Even if the advantages of a settlement are recognized by Washington, how can the US sell it to its allies in Afghanistan, to President Karzai and his followers, and to the leaders of the non-Pashtun ethnic groups? The answer lies partly in assuring all the other parties that the US will continue to guarantee military support against any future Taliban move to attack Kabul or invade the north; and partly in the approaching train wreck that the simultaneous departure of both US troops and Karzai may cause.

The pursuit of a peace settlement should be combined with the discussion of a post-Karzai political order in Kabul, and with an Afghan national debate on reform of the constitution, which is now widely recognized to be deeply flawed and far too centralized, and which was never truly approved by the Afghan people. The first step to peace with the Taliban therefore should be to acknowledge their right to participate in a genuine national debate on a new Afghan constitution.

Finally, what of the fate of the social progress made since 2001, especially with respect to women’s rights? Jonathan Steele gives a powerful answer to the question. The melancholy truth is that the Taliban are no more reactionary in this regard than most of Afghan rural society. As the briefest glance at media coverage of Afghanistan in recent years makes clear, the limited gains for women’s rights have been made only under intense Western pressure and in the face of apparent strong resistance from our own Afghan political and military allies.
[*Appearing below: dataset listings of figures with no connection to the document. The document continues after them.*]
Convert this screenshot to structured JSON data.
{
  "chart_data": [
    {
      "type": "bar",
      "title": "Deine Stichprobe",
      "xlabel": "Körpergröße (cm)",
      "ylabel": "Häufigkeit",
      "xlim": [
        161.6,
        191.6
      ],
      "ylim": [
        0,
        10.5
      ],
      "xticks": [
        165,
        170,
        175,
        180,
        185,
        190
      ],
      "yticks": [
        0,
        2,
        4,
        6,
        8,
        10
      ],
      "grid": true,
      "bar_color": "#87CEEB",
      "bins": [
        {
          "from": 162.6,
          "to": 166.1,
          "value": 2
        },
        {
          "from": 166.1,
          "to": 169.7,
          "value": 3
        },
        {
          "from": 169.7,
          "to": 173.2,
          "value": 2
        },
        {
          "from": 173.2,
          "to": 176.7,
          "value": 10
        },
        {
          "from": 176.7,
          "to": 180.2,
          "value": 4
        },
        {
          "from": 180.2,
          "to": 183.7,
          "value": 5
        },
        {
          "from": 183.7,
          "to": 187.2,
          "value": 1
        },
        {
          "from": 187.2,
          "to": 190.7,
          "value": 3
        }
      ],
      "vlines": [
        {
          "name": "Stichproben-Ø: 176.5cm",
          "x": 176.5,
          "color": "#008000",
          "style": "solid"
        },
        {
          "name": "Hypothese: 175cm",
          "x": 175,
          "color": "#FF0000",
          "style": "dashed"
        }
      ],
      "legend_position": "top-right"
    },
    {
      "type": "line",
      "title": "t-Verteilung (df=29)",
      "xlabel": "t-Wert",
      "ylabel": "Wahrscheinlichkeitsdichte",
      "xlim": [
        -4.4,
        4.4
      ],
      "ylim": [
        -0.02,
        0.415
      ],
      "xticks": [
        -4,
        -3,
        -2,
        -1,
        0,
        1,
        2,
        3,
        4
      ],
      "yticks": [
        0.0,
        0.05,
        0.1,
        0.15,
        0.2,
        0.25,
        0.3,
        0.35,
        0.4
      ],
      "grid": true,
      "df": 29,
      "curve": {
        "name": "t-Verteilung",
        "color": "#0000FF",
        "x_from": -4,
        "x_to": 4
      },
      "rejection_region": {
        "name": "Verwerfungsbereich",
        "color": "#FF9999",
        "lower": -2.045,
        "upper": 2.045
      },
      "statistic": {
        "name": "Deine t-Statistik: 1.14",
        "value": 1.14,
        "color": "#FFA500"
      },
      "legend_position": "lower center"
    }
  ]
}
Where the Taliban were different—and attracted international opprobrium—was not in their basic culture, but in the way they codified the suppression of women in state law rather than leaving it to local and family custom. Moreover, they extended this suppression to the cities where women had made real though precarious progress over the course of the twentieth century. The task of the US and its allies therefore must be to preserve the cities at least as areas where women can continue to enjoy more rights and opportunities in the hope that a new culture will gradually spread from them to the countryside.
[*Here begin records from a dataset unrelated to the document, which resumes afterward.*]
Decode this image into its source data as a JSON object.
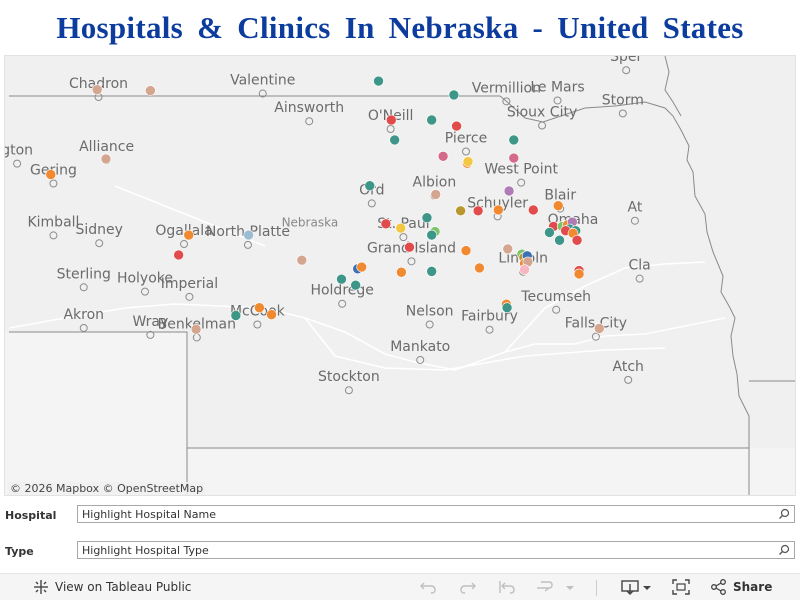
{
  "title": "Hospitals & Clinics In Nebraska - United States",
  "map": {
    "attribution": "© 2026 Mapbox  © OpenStreetMap",
    "state_label": "Nebraska",
    "places": [
      {
        "name": "Chadron",
        "lon": -102.99,
        "lat": 42.83
      },
      {
        "name": "Valentine",
        "lon": -100.55,
        "lat": 42.87
      },
      {
        "name": "Ainsworth",
        "lon": -99.86,
        "lat": 42.55
      },
      {
        "name": "O'Neill",
        "lon": -98.65,
        "lat": 42.46
      },
      {
        "name": "Vermillion",
        "lon": -96.93,
        "lat": 42.78
      },
      {
        "name": "Le Mars",
        "lon": -96.17,
        "lat": 42.79
      },
      {
        "name": "Sioux City",
        "lon": -96.4,
        "lat": 42.5
      },
      {
        "name": "Storm",
        "lon": -95.2,
        "lat": 42.64
      },
      {
        "name": "Sper",
        "lon": -95.15,
        "lat": 43.14
      },
      {
        "name": "Alliance",
        "lon": -102.87,
        "lat": 42.1
      },
      {
        "name": "Pierce",
        "lon": -97.53,
        "lat": 42.2
      },
      {
        "name": "gton",
        "lon": -104.2,
        "lat": 42.06
      },
      {
        "name": "Gering",
        "lon": -103.66,
        "lat": 41.83
      },
      {
        "name": "West Point",
        "lon": -96.71,
        "lat": 41.84
      },
      {
        "name": "Albion",
        "lon": -98.0,
        "lat": 41.69
      },
      {
        "name": "Ord",
        "lon": -98.93,
        "lat": 41.6
      },
      {
        "name": "Blair",
        "lon": -96.13,
        "lat": 41.54
      },
      {
        "name": "Schuyler",
        "lon": -97.06,
        "lat": 41.45
      },
      {
        "name": "At",
        "lon": -95.02,
        "lat": 41.4
      },
      {
        "name": "Kimball",
        "lon": -103.66,
        "lat": 41.23
      },
      {
        "name": "Sidney",
        "lon": -102.98,
        "lat": 41.14
      },
      {
        "name": "Ogallala",
        "lon": -101.72,
        "lat": 41.13
      },
      {
        "name": "North Platte",
        "lon": -100.77,
        "lat": 41.12
      },
      {
        "name": "St. Paul",
        "lon": -98.46,
        "lat": 41.21
      },
      {
        "name": "Omaha",
        "lon": -95.94,
        "lat": 41.26
      },
      {
        "name": "Grand Island",
        "lon": -98.34,
        "lat": 40.93
      },
      {
        "name": "Lincoln",
        "lon": -96.68,
        "lat": 40.81
      },
      {
        "name": "Cla",
        "lon": -94.95,
        "lat": 40.73
      },
      {
        "name": "Sterling",
        "lon": -103.21,
        "lat": 40.63
      },
      {
        "name": "Holyoke",
        "lon": -102.3,
        "lat": 40.58
      },
      {
        "name": "Imperial",
        "lon": -101.64,
        "lat": 40.52
      },
      {
        "name": "Holdrege",
        "lon": -99.37,
        "lat": 40.44
      },
      {
        "name": "Tecumseh",
        "lon": -96.19,
        "lat": 40.37
      },
      {
        "name": "Akron",
        "lon": -103.21,
        "lat": 40.16
      },
      {
        "name": "McCook",
        "lon": -100.63,
        "lat": 40.2
      },
      {
        "name": "Nelson",
        "lon": -98.07,
        "lat": 40.2
      },
      {
        "name": "Fairbury",
        "lon": -97.18,
        "lat": 40.14
      },
      {
        "name": "Wray",
        "lon": -102.22,
        "lat": 40.08
      },
      {
        "name": "Benkelman",
        "lon": -101.53,
        "lat": 40.05
      },
      {
        "name": "Falls City",
        "lon": -95.6,
        "lat": 40.06
      },
      {
        "name": "Mankato",
        "lon": -98.21,
        "lat": 39.79
      },
      {
        "name": "Atch",
        "lon": -95.12,
        "lat": 39.56
      },
      {
        "name": "Stockton",
        "lon": -99.27,
        "lat": 39.44
      }
    ],
    "hospitals": [
      {
        "lon": -103.01,
        "lat": 42.81,
        "color": "#d4a58f"
      },
      {
        "lon": -102.22,
        "lat": 42.8,
        "color": "#d4a58f"
      },
      {
        "lon": -98.83,
        "lat": 42.91,
        "color": "#3d9688"
      },
      {
        "lon": -97.71,
        "lat": 42.75,
        "color": "#3d9688"
      },
      {
        "lon": -98.64,
        "lat": 42.46,
        "color": "#e14b4b"
      },
      {
        "lon": -98.04,
        "lat": 42.46,
        "color": "#3d9688"
      },
      {
        "lon": -97.67,
        "lat": 42.39,
        "color": "#e14b4b"
      },
      {
        "lon": -98.59,
        "lat": 42.23,
        "color": "#3d9688"
      },
      {
        "lon": -96.82,
        "lat": 42.23,
        "color": "#3d9688"
      },
      {
        "lon": -97.87,
        "lat": 42.04,
        "color": "#d46a8a"
      },
      {
        "lon": -96.82,
        "lat": 42.02,
        "color": "#d46a8a"
      },
      {
        "lon": -102.88,
        "lat": 42.01,
        "color": "#d4a58f"
      },
      {
        "lon": -97.51,
        "lat": 41.96,
        "color": "#f0892f"
      },
      {
        "lon": -97.5,
        "lat": 41.98,
        "color": "#f2c744"
      },
      {
        "lon": -103.7,
        "lat": 41.83,
        "color": "#f0892f"
      },
      {
        "lon": -98.96,
        "lat": 41.7,
        "color": "#3d9688"
      },
      {
        "lon": -96.89,
        "lat": 41.64,
        "color": "#b07ab5"
      },
      {
        "lon": -97.98,
        "lat": 41.6,
        "color": "#d4a58f"
      },
      {
        "lon": -96.16,
        "lat": 41.47,
        "color": "#f0892f"
      },
      {
        "lon": -97.61,
        "lat": 41.41,
        "color": "#b8982e"
      },
      {
        "lon": -97.35,
        "lat": 41.41,
        "color": "#e14b4b"
      },
      {
        "lon": -97.05,
        "lat": 41.42,
        "color": "#f0892f"
      },
      {
        "lon": -96.53,
        "lat": 41.42,
        "color": "#e14b4b"
      },
      {
        "lon": -98.11,
        "lat": 41.33,
        "color": "#3d9688"
      },
      {
        "lon": -98.72,
        "lat": 41.26,
        "color": "#e14b4b"
      },
      {
        "lon": -98.5,
        "lat": 41.21,
        "color": "#f2c744"
      },
      {
        "lon": -97.99,
        "lat": 41.17,
        "color": "#7dc36b"
      },
      {
        "lon": -98.04,
        "lat": 41.13,
        "color": "#3d9688"
      },
      {
        "lon": -96.23,
        "lat": 41.23,
        "color": "#e14b4b"
      },
      {
        "lon": -96.1,
        "lat": 41.23,
        "color": "#7dc36b"
      },
      {
        "lon": -96.02,
        "lat": 41.25,
        "color": "#f0892f"
      },
      {
        "lon": -95.95,
        "lat": 41.28,
        "color": "#b07ab5"
      },
      {
        "lon": -95.99,
        "lat": 41.2,
        "color": "#3d9688"
      },
      {
        "lon": -96.05,
        "lat": 41.18,
        "color": "#e14b4b"
      },
      {
        "lon": -95.9,
        "lat": 41.18,
        "color": "#3d9688"
      },
      {
        "lon": -95.94,
        "lat": 41.15,
        "color": "#f0892f"
      },
      {
        "lon": -96.29,
        "lat": 41.16,
        "color": "#3d9688"
      },
      {
        "lon": -96.14,
        "lat": 41.07,
        "color": "#3d9688"
      },
      {
        "lon": -95.88,
        "lat": 41.07,
        "color": "#e14b4b"
      },
      {
        "lon": -101.65,
        "lat": 41.13,
        "color": "#f0892f"
      },
      {
        "lon": -100.76,
        "lat": 41.13,
        "color": "#9cbcd4"
      },
      {
        "lon": -98.37,
        "lat": 40.99,
        "color": "#e14b4b"
      },
      {
        "lon": -97.53,
        "lat": 40.95,
        "color": "#f0892f"
      },
      {
        "lon": -96.91,
        "lat": 40.97,
        "color": "#d4a58f"
      },
      {
        "lon": -96.7,
        "lat": 40.91,
        "color": "#7dc36b"
      },
      {
        "lon": -96.67,
        "lat": 40.87,
        "color": "#b8982e"
      },
      {
        "lon": -96.62,
        "lat": 40.89,
        "color": "#3d6fb5"
      },
      {
        "lon": -96.66,
        "lat": 40.8,
        "color": "#f0892f"
      },
      {
        "lon": -96.61,
        "lat": 40.82,
        "color": "#d4a58f"
      },
      {
        "lon": -96.66,
        "lat": 40.73,
        "color": "#f7b6c2"
      },
      {
        "lon": -101.8,
        "lat": 40.9,
        "color": "#e14b4b"
      },
      {
        "lon": -99.97,
        "lat": 40.84,
        "color": "#d4a58f"
      },
      {
        "lon": -99.14,
        "lat": 40.74,
        "color": "#3d6fb5"
      },
      {
        "lon": -99.08,
        "lat": 40.76,
        "color": "#f0892f"
      },
      {
        "lon": -98.49,
        "lat": 40.7,
        "color": "#f0892f"
      },
      {
        "lon": -98.04,
        "lat": 40.71,
        "color": "#3d9688"
      },
      {
        "lon": -97.33,
        "lat": 40.75,
        "color": "#f0892f"
      },
      {
        "lon": -99.38,
        "lat": 40.62,
        "color": "#3d9688"
      },
      {
        "lon": -99.17,
        "lat": 40.55,
        "color": "#3d9688"
      },
      {
        "lon": -95.85,
        "lat": 40.72,
        "color": "#e14b4b"
      },
      {
        "lon": -95.85,
        "lat": 40.68,
        "color": "#f0892f"
      },
      {
        "lon": -100.95,
        "lat": 40.2,
        "color": "#3d9688"
      },
      {
        "lon": -100.42,
        "lat": 40.21,
        "color": "#f0892f"
      },
      {
        "lon": -100.6,
        "lat": 40.29,
        "color": "#f0892f"
      },
      {
        "lon": -96.93,
        "lat": 40.33,
        "color": "#f0892f"
      },
      {
        "lon": -96.92,
        "lat": 40.29,
        "color": "#3d9688"
      },
      {
        "lon": -101.54,
        "lat": 40.04,
        "color": "#d4a58f"
      },
      {
        "lon": -95.55,
        "lat": 40.05,
        "color": "#d4a58f"
      }
    ]
  },
  "filters": {
    "hospital": {
      "label": "Hospital",
      "placeholder": "Highlight Hospital Name"
    },
    "type": {
      "label": "Type",
      "placeholder": "Highlight Hospital Type"
    }
  },
  "toolbar": {
    "view_label": "View on Tableau Public",
    "share_label": "Share"
  }
}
This is a depressing prospect when compared with the hopes that followed the overthrow of the Taliban ten years ago. But let us face facts. Our societies and official establishments have demonstrated beyond any possible doubt that they lack the stamina and capacity for sacrifice necessary to remain in Afghanistan for the decades that would be necessary to transform the position of Afghan women as a whole; and there is nothing ethical or responsible about setting goals from the safety of London or Washington that informed people know cannot in fact be reached. We do have a chance to try to do better than the Soviets and to try to save Afghanistan from an endless future of civil war, and to establish a peace in which future progress may be possible. It is our duty to take that chance.